BBC Mundo'nun bu haber için Ulusal Su İdaresi, Peru Tarım Geliştirme ve Sulama Bakanlığı'na yönelttiği sorulara yanıt gelmedi.
Bu bölge, Perulular için ulusal gurur kaynağı haline gelen ünlü pisco brendisinin üretiminde kullanılan üzümleri yetiştiriyor.
Ancak bu bile artık sorgulanıyor.
Peru Katolik Üniversitesi'nde Ana Sabogal, üzümün temelde "şekerli su" olduğunu ve aslında ihraç edilenin su olduğuna dikkat çekiyor.
Ica bölgesindeki ihracata yönelik tarımı, çevre ve nüfusun ihtiyaçlarıyla sürdürülebilir hale getirmek zorluk teşkil ediyor.
Huayanca, "Her seçimde bu konu gündeme geliyor, ancak çözümler asla ortaya çıkmıyor. Ica'nın ekonomisini uzun vadede sürdürülebilir hale getirmenin yolunu bulmalıyız, çünkü su olmadan ekonomi çökecek" diyerek endişesini dile getiriyor.
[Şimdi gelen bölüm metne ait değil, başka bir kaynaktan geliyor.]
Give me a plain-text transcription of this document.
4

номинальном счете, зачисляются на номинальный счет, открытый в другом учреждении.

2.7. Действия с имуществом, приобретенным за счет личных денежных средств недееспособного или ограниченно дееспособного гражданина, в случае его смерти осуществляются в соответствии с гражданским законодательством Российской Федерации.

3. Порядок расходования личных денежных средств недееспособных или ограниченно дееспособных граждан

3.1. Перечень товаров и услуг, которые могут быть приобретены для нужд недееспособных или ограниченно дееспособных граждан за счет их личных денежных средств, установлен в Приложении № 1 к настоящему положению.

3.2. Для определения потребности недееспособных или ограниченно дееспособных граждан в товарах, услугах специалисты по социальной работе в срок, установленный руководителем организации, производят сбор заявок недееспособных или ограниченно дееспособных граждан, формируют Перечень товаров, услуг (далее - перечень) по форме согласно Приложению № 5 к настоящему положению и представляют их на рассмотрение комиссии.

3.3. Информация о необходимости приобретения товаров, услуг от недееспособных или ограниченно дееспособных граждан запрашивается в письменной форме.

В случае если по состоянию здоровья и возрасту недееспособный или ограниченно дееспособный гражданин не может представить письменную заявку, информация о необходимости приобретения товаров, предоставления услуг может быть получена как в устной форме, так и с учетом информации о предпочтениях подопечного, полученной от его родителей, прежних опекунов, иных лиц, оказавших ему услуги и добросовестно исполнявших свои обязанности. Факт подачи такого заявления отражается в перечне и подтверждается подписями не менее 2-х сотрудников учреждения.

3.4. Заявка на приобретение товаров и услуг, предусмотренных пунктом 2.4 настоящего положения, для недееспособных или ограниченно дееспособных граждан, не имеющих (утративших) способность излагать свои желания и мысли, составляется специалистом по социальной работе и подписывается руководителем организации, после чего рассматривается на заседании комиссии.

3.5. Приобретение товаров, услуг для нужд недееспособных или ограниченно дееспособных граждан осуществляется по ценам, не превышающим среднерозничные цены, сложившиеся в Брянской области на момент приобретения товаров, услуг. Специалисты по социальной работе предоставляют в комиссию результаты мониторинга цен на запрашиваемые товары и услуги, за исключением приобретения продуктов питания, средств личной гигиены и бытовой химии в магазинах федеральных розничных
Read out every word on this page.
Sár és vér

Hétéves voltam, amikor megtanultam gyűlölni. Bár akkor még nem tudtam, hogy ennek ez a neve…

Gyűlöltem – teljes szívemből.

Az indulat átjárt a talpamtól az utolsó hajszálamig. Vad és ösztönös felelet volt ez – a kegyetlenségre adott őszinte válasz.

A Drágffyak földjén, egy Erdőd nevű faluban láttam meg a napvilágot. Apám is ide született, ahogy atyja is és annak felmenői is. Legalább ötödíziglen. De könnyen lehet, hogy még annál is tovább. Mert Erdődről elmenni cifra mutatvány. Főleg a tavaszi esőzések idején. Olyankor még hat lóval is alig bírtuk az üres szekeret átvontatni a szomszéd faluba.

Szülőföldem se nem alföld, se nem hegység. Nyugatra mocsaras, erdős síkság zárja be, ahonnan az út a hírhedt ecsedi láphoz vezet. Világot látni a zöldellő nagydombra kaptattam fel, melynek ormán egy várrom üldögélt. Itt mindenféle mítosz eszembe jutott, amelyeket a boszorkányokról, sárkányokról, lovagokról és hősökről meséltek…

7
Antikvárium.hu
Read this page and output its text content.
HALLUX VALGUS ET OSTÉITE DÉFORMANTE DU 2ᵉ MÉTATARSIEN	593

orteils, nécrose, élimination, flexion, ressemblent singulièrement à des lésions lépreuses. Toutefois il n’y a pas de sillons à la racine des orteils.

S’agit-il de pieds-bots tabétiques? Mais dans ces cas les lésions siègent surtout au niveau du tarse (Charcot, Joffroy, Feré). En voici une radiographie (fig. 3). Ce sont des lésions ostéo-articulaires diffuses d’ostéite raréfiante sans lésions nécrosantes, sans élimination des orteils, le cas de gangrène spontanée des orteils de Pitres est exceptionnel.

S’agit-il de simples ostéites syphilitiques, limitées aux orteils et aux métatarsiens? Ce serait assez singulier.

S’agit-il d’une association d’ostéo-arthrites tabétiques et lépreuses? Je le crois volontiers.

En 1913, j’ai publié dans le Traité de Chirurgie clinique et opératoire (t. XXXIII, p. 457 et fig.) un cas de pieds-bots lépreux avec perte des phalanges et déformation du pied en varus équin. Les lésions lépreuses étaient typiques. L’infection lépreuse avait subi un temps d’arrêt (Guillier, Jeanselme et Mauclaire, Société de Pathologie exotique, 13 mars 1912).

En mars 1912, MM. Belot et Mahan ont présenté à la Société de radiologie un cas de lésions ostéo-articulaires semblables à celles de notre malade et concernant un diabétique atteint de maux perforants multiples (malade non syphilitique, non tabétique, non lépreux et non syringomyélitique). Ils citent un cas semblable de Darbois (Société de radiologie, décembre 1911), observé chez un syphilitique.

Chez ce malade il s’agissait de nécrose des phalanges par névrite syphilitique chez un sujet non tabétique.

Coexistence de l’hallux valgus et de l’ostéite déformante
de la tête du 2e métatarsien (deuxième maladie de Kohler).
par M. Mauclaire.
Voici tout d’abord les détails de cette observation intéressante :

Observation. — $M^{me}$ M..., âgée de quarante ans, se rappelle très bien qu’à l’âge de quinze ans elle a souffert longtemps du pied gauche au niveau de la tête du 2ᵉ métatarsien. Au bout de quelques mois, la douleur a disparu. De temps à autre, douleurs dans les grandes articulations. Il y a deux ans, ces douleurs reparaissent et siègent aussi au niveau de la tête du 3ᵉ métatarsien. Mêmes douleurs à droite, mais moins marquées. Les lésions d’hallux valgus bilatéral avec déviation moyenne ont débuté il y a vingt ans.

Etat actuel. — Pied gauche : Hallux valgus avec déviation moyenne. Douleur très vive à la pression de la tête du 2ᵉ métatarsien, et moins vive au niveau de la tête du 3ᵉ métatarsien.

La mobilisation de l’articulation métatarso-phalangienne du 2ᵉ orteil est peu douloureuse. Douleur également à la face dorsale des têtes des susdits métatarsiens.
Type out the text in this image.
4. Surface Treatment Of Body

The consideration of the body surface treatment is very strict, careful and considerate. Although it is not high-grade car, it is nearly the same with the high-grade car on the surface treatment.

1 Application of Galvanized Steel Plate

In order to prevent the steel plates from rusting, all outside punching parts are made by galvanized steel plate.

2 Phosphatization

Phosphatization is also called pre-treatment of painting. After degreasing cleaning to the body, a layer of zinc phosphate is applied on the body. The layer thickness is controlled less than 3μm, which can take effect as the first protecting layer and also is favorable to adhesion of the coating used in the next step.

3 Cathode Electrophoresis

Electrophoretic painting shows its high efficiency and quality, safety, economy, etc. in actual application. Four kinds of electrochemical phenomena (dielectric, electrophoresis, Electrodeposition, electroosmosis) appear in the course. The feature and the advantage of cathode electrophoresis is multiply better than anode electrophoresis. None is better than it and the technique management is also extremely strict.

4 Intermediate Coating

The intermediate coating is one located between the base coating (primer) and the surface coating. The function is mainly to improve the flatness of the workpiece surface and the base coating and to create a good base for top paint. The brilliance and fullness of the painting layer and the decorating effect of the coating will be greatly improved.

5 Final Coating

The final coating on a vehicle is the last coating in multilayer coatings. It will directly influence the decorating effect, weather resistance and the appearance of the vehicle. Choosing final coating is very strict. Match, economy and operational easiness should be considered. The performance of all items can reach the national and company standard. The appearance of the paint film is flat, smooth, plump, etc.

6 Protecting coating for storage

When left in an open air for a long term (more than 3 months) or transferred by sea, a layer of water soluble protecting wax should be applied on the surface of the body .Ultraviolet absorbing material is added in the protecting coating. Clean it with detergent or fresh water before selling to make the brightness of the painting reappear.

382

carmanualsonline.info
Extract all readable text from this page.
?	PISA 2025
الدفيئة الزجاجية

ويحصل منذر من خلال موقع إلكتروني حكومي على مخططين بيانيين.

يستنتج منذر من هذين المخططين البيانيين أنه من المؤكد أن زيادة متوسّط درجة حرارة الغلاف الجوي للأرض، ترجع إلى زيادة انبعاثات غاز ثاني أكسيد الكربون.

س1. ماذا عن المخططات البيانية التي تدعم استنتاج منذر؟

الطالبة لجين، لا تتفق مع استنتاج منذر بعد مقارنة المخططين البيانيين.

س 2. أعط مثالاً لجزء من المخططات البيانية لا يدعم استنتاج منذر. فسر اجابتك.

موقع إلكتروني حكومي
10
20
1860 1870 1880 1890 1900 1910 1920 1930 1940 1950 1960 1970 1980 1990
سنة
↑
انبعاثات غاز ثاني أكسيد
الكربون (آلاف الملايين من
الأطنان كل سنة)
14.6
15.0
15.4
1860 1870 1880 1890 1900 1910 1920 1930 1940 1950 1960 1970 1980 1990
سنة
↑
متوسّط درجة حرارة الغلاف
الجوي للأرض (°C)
Aslında bu, Peru'nun tüm tarımsal ihracatını ilgilendiren bir sorun.
Sabogal da hak veriyor:
"Mevcut durum uzun vadede sürdürülebilir değil. Bir tarımsal ihracat sektörünün olması harika, çünkü gelir ve döviz sağlıyor. Ancak bu sadece nüfus ve ekosistemler için gerekli su miktarı tahsis edilirse mümkün."